“I can’t believe you are holding me to what I promised,” Hollywood is screaming at me on the phone, “I’m a movie producer, I’m not fucking George Washington and I didn’t chop down anyone’s cherry tree. After all I’ve done for you, how could you do this to me?”
“All I asked was please sir can I have some more. It worked really well in Oliver Twist.”
“As I recall, Oliver Twist didn’t have his fucking lawyer sending him a certified letter demanding ‘please sir send me some more money, or I’m going to rescind our contract,” Hollywood shouts.
“If Dickens’ producer hired the same screenwriter to fuck with his book as you did for mine, he would have,” I point out.
“Okay, how about this then, instead of what’s written in the contract I’ll guarantee you in cash five times what Dickens got for his screenrights?”
“Charles Dickens died in 1870 – long before there were movies. He didn’t get anything for his screenrights.”
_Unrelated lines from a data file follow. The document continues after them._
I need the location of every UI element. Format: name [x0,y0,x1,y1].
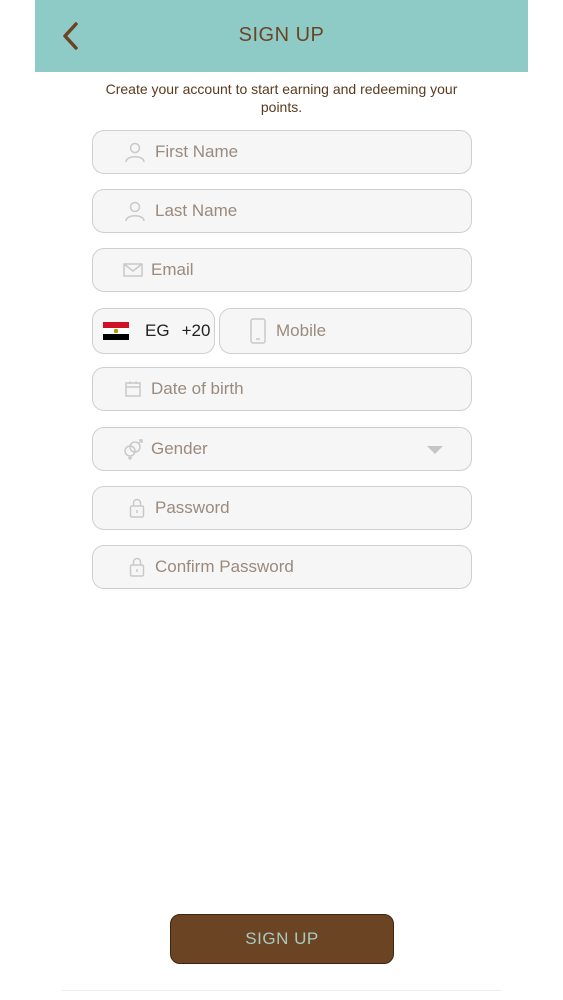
last-name-field[interactable]: Last Name [92,189,472,233]
confirm-password-placeholder: Confirm Password [155,557,294,576]
country-code-picker[interactable]: EG +20 [92,308,215,354]
person-icon [123,199,147,223]
dial-code: +20 [181,321,211,340]
calendar-icon [121,377,145,401]
gender-select[interactable]: Gender [92,427,472,471]
caret-down-icon [427,446,443,454]
page-title: SIGN UP [238,24,325,46]
signup-screen: SIGN UP Create your account to start ear… [35,0,528,1000]
egypt-flag-icon [103,322,129,340]
confirm-password-field[interactable]: Confirm Password [92,545,472,589]
mobile-placeholder: Mobile [276,321,327,340]
first-name-placeholder: First Name [155,142,239,161]
app-header: SIGN UP [35,0,528,72]
first-name-field[interactable]: First Name [92,130,472,174]
mobile-field[interactable]: Mobile [219,308,472,354]
password-field[interactable]: Password [92,486,472,530]
gender-icon [121,437,145,461]
phone-icon [246,318,270,344]
page-subtitle: Create your account to start earning and… [105,81,458,115]
bottom-divider [61,990,502,991]
gender-placeholder: Gender [151,439,208,458]
signup-button[interactable]: SIGN UP [170,914,394,964]
last-name-placeholder: Last Name [155,201,238,220]
lock-icon [125,496,149,520]
person-icon [123,140,147,164]
country-code: EG [145,321,170,340]
password-placeholder: Password [155,498,230,517]
date-of-birth-placeholder: Date of birth [151,379,244,398]
email-placeholder: Email [151,260,194,279]
email-field[interactable]: Email [92,248,472,292]
date-of-birth-field[interactable]: Date of birth [92,367,472,411]
lock-icon [125,555,149,579]
envelope-icon [121,258,145,282]
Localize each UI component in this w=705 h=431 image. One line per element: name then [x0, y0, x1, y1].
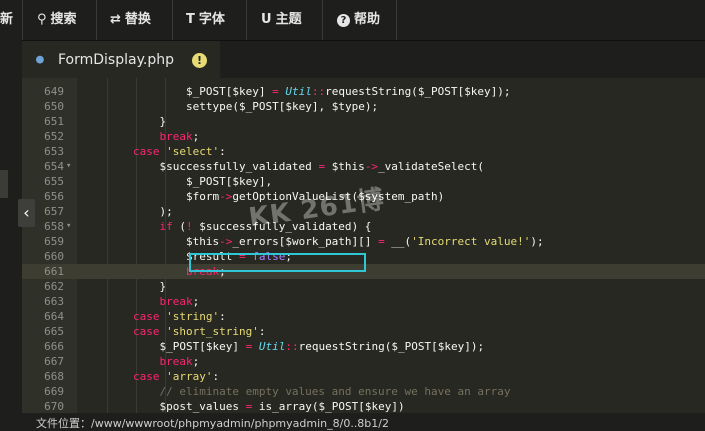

“All right I’ll sweeten the deal – I’ll make it 100 times more.”
“I was quoting Dickens, not Animal House, I didn’t say ‘Please sir may I have another’.”
“Didn’t you ever hear the expression that money doesn’t buy you happiness?” Hollywood yells.
“Yes, but you haven’t given me that either.”
“I have friends in the Romney campaign and I have binders full of girls…”
“I’ve already got a girlfriend – how about forking over some of the artistic satisfaction you promised?”
“Are you talking wanting your band’s songs in the movie?”
“Okay, let’s me just read the titles, My Life Sucks… But My Girlfriend Doesn’t, I Don’t Know Much About Girls – But I really Want To Suck Your Cock, I Won’t Go Down In History – But I’d Go Down On You, Jesus Loves -You But Everyone Else Thinks You’re An Asshole’, “It’s All Pink Inside and yes, Church of the Former Virgins. I’m sorry I don’t think Selena Gomez’s audience is going to be buying your juvenile ramblings.”
“But you promised…”
“I think you better take the Dickens deal I offered.”